Becks took over driving after the rain started, while I moved to the back and the increasingly futile task owatching for pursuit. We hadn’t spotted anybody yet, but that didn’t mean no one was coming; it just meant they’d been careful enough to stay out of sight. There was a chance the rain would make them careless, driving them closer as they tried to keep from losing us. Of course, there was also a chance I’d wind up shooting myself in the leg if I tried to fire under these conditions. Sadly, that was a risk we had to take
.
There was one good thing about the way the wind was howling; with Becks and Mahir in the front seat and me at the rear, they wouldn’t be able to hear me over the storm. “Christ, George, will you listen to that?” I whispered. “It’s like it wants to blow us all the way back to California.”
I don’t like it, she said, tone clipped and razor-sharp with tension. It felt almost like I’d see her if I turned my head just a little to the side, watching the other side of the van with her favorite .40 in her hands as she scanned the road for trouble. I didn’t turn. She added, There’s something not right about all this. Why aren’t they coming after us yet?
“Maybe they’re not sure it was us.” The excuse sounded stupid almost before it was out of my mouth. The people Dr. Wynne was working with had to know he’d sent Kelly to infiltrate us—he couldn’t have triggered the outbreak in Oakland remotely, and he certainly couldn’t have called in an air strike without somebody to approve it. Finding Kelly dead in his lab might confuse the legit members of the CDC, but the corrupt ones would know exactly who must have brought her back to Memphis, and they’d be watching the roads. So where were they?
This is too easy.
“I know.” I took a breath, scanning what little of the road was still visible through the darkness and the pounding rain. I almost wished there was someone else out there. At least a second pair of headlights would have broken up the black a little bit. “I think we fucked up, George. I think we fucked up big.”

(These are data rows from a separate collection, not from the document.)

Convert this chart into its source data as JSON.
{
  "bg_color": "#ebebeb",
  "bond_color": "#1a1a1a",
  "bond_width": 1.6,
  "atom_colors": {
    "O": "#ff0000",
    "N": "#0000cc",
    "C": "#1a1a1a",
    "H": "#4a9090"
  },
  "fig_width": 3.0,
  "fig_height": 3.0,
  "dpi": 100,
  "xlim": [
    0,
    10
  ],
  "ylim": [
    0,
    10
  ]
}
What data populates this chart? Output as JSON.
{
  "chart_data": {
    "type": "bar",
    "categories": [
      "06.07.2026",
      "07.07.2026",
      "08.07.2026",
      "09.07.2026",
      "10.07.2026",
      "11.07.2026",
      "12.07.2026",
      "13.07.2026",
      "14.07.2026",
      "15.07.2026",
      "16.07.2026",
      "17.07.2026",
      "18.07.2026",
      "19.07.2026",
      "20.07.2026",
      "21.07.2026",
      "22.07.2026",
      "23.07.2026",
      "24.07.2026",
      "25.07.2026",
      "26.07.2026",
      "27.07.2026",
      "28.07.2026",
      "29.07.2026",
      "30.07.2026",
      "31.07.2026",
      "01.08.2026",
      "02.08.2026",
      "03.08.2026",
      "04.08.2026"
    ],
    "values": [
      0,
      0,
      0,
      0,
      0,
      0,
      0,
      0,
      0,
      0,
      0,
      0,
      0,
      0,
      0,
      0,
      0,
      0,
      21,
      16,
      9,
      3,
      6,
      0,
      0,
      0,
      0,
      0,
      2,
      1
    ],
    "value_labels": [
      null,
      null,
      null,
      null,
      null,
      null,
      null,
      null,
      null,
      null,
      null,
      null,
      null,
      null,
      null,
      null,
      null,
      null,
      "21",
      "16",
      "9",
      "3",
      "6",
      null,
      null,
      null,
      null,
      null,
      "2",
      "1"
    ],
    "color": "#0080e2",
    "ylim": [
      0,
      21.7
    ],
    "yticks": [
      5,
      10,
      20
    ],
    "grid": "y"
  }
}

We should have come up with a better plan. There has to have been another way. Her voice turned bitter. If anyone should have known better, it was me.
I didn’t argue with her. George was stubborn even when she was alive. Dead, she was basically impossible to convince of anything she didn’t agree with. “So now we head home, we regroup, and we head someplace where we can be invisible. We can’t stay with Maggie anymore. It’s not safe.”